Have you ever lit up a joint that crackled as it burned, and you know there isn't any seeds or stems in it? Maybe you’ve smoked some top shelf flower and it tasted or smelled “off” besides having a perfect cure and trim. Those are both signs that the flower was grown with synthetic nutrients which are still present in the flower. That is direct evidence that ingesting flower grown with synthetic nutrients also means you are ingesting the synthetic nutrients as well. This effect is even more intense when dealing with concentrates, as separating the contaminants from concentrate products is time consuming and requires chemistry to do. Most growers or vendors just don’t put that kind of effort into their product.
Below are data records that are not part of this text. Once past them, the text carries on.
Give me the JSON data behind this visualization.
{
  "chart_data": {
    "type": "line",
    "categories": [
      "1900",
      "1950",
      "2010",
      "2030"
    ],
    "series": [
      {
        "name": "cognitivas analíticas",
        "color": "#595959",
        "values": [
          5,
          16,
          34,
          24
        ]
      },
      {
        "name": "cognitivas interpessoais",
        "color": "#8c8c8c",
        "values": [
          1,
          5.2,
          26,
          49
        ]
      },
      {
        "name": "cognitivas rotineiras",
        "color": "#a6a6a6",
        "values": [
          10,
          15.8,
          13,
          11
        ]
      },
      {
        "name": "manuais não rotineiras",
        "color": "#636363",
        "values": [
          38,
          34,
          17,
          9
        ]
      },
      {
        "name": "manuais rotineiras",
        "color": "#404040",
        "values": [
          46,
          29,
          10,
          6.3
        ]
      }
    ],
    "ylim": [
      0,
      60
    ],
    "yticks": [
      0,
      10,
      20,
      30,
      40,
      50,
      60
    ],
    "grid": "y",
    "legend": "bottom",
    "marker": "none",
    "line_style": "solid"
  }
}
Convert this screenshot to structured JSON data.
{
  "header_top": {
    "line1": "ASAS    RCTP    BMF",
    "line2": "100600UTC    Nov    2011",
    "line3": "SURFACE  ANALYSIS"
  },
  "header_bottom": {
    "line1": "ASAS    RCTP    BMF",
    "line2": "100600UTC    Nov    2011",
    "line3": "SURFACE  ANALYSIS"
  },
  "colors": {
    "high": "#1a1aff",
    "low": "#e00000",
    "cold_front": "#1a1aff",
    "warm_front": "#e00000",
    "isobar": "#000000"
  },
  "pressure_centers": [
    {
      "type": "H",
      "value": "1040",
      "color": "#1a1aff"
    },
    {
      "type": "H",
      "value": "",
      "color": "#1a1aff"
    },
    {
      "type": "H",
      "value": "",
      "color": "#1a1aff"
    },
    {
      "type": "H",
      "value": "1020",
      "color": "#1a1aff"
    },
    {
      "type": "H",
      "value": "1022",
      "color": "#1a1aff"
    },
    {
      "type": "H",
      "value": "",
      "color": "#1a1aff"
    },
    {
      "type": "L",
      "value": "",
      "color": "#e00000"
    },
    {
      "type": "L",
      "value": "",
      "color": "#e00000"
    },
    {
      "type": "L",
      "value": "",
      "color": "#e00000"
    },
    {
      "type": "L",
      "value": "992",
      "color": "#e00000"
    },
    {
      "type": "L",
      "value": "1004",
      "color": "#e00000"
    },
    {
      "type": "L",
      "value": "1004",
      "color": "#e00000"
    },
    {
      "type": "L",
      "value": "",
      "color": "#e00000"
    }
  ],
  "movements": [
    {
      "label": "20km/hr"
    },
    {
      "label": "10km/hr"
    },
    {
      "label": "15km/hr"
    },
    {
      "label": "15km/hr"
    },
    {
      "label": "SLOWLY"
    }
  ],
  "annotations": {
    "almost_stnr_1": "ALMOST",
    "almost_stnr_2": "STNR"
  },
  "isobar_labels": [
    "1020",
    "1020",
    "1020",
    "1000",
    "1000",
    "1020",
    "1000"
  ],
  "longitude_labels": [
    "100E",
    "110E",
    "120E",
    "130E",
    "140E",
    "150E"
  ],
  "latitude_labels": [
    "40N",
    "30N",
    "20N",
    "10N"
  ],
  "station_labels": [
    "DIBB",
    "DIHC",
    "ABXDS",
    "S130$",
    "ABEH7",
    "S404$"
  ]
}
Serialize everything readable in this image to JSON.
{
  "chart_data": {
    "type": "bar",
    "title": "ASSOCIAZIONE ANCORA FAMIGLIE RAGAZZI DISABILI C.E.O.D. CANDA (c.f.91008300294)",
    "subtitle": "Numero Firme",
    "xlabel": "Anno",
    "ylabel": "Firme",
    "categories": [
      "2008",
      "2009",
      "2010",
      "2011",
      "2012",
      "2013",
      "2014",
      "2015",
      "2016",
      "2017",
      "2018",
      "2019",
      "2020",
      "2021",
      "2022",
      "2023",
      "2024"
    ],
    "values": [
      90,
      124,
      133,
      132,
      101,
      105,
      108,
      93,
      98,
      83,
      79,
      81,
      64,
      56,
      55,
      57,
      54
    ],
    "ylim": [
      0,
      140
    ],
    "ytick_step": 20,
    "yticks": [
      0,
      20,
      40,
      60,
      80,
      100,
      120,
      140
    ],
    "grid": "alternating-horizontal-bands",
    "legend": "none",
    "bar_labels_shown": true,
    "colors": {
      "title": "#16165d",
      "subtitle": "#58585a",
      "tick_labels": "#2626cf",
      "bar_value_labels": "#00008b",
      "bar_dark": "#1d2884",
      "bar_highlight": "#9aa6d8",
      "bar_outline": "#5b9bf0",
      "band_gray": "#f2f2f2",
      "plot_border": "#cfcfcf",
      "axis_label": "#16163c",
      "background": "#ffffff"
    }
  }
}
Organic growing is a great choice for the plant, the end user, and the environment. Organic growing methods include using alfalfa meal, worm castings, manure, bat, chicken, or other bird guano or scat, fish emulsion, bone meal, fish meal, blood meal, and other plants processed into a food that is beneficial to living plants. All of these are renewable forms of material, and don’t leave residual contaminants in the plant. There are drawbacks to organic growing, such as the price. Organic materials must be harvested or collected, usually from animals in some way or a biproduct of other agriculture, and packaged and sold. This leads to a higher price than synthetic nutrients that can be processed in large amounts in laboratories. Organic nutrients also take a bit longer to absorb into the plant, as they have to be broken down in the soil before the plant can uptake it. Overall though, the pros far outweigh the cons. Organic methods are better for the plants, the environment, and the end user. Plus, its easy for those of you growing at home to make your own organic nutrient mixes for your plants.